39 YO WM presented to PCP with lower back pain that he initially attributed to pulling muscles after playing golf. Pain persisted and got worse. His PCP ordered lumbar spine CT when he started to have cauda equina compression symptoms which showed intradural sacral mass. Initial labs revealed 45% eosinophilia and mild leukocytosis. Patient referred to neurosurgery who operated on the lesion suspected to be spinal meningioma with S1-3 laminectomy; however, pathology revealed fibroconnective tissue with acute inflammatory cells and cocci. Patient tolerated the surgery well and started on IV abx with improvement of his symptoms. Two weeks later, patient returned with bilateral legs paresthesia and night sweats. Concern about malignancy was mounting. Brain MRI ruled out metastasis. Patient symptoms worsened with upper extremities involvement and urinary hesitancy. T7-10 hemilaminectomy was done with epidural biopsy collected.

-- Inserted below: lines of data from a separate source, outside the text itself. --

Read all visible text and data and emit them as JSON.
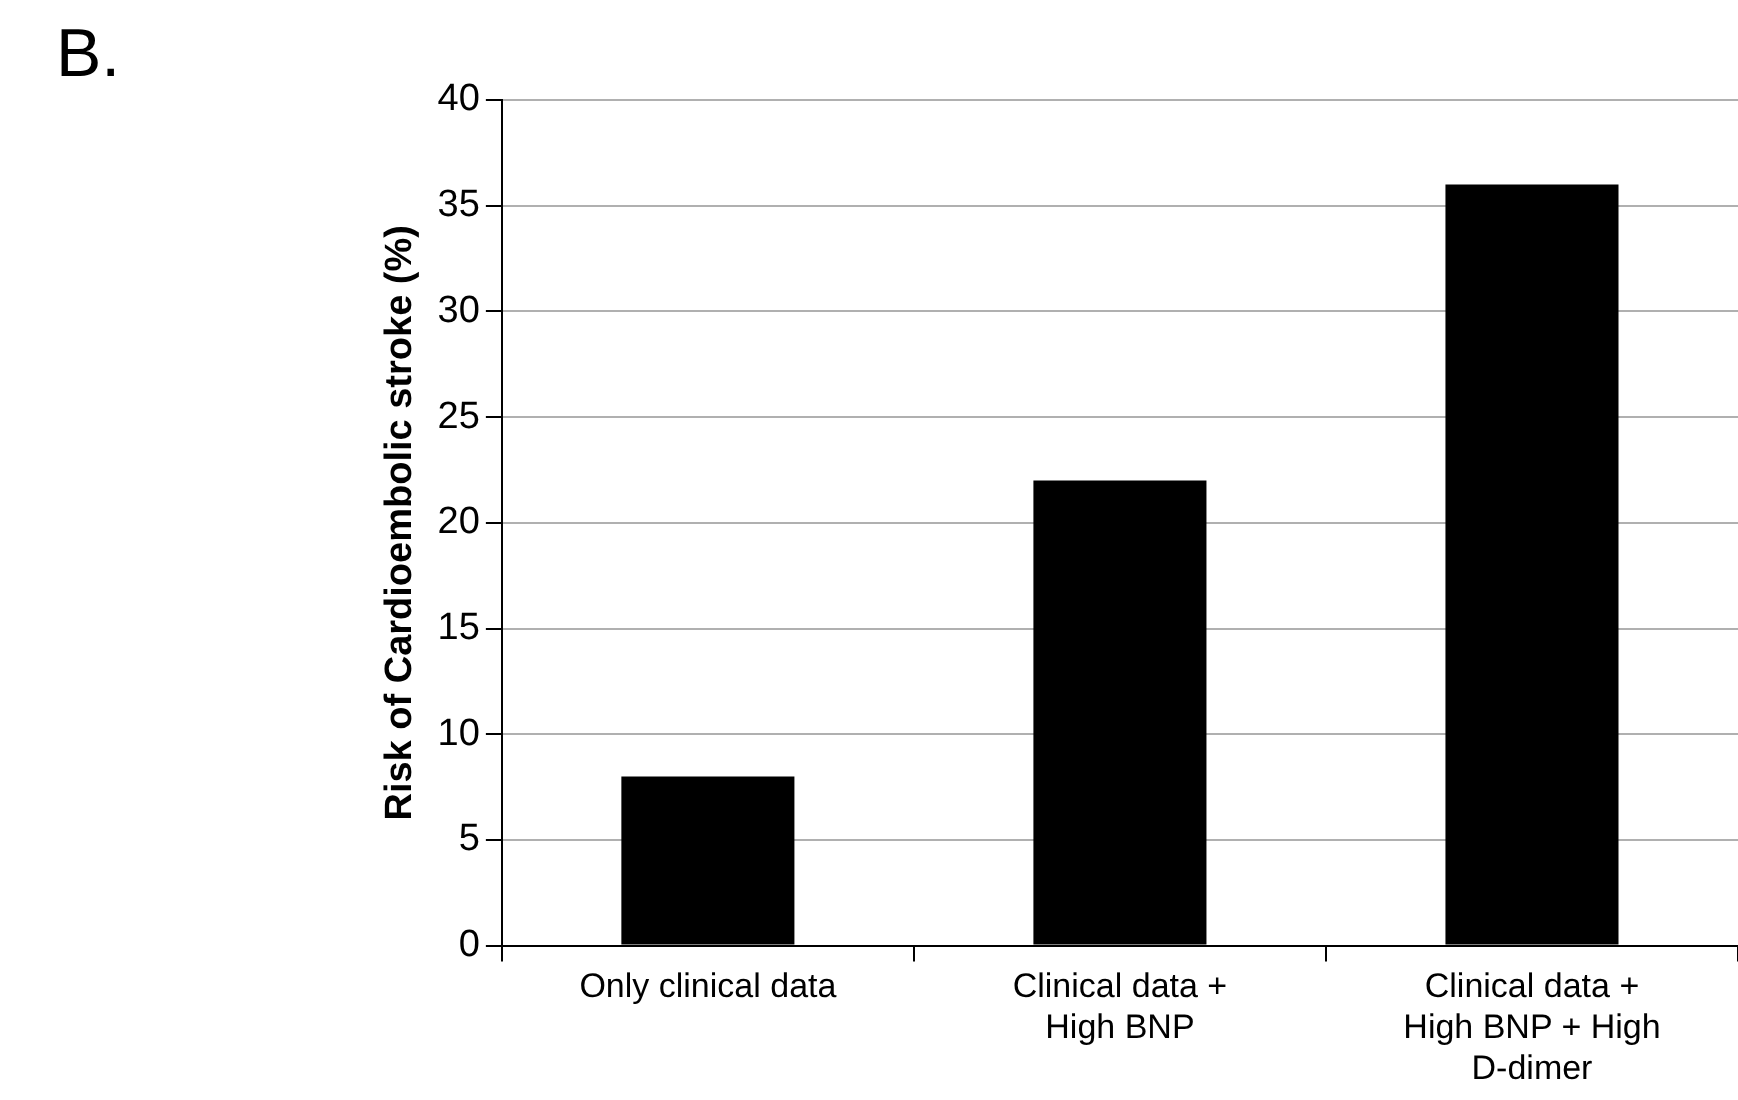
{
  "chart_data": {
    "type": "bar",
    "ylabel": "Risk of Cardioembolic stroke (%)",
    "annotations": [
      "B."
    ],
    "categories": [
      "Only clinical data",
      "Clinical data + High BNP",
      "Clinical data + High BNP + High D-dimer"
    ],
    "values": [
      8,
      22,
      36
    ],
    "color": "#000000",
    "ylim": [
      0,
      40
    ],
    "yticks": [
      0,
      5,
      10,
      15,
      20,
      25,
      30,
      35,
      40
    ],
    "grid": "y",
    "legend": false
  }
}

Initial lumbar and sacral MRI showed the intradural sacral mass with repeated MRI revealing severe lumbar spine central stenosis and cord compression in addition to post-surgical fluid collection. Cervical spine MRI showed extensive enhanced circumferential epidural mass.Repeated pathology showed crushed fragments of soft tissues with numerous eosinophils. Bone marrow biopsy revealed fibrosis and numerous eosinophils. Later more sophisticated histology and gene testing showed Chronic Eosinophilic Leukemia with FIP1L1-PDGFRA rearrangement.
Discussion:
Patient was diagnosed with Chronic Eosinophilic Leukemia and was seen by academic oncologic team since it is very rare and was started on Imatinib with steroid. He started to have improvement of his neurologic symptoms and continued to participate with physical therapy. Initial pathology reports revealed inflammatory tissue with mistaken identity of cocci later felt to be eosinophilic granules.
Conclusions:
Chronic eosinophilic Leukemia is one of the hyper eosinophilic syndromes (HES) which are a group of disorders marked by the sustained overproduction of eosinophils, in which eosinophilic infiltration and mediator release cause damage to multiple organs. PDGFRA-associated chronic eosinophilic leukemia is a rare condition and is caused by mutations in the PDGFRA gene.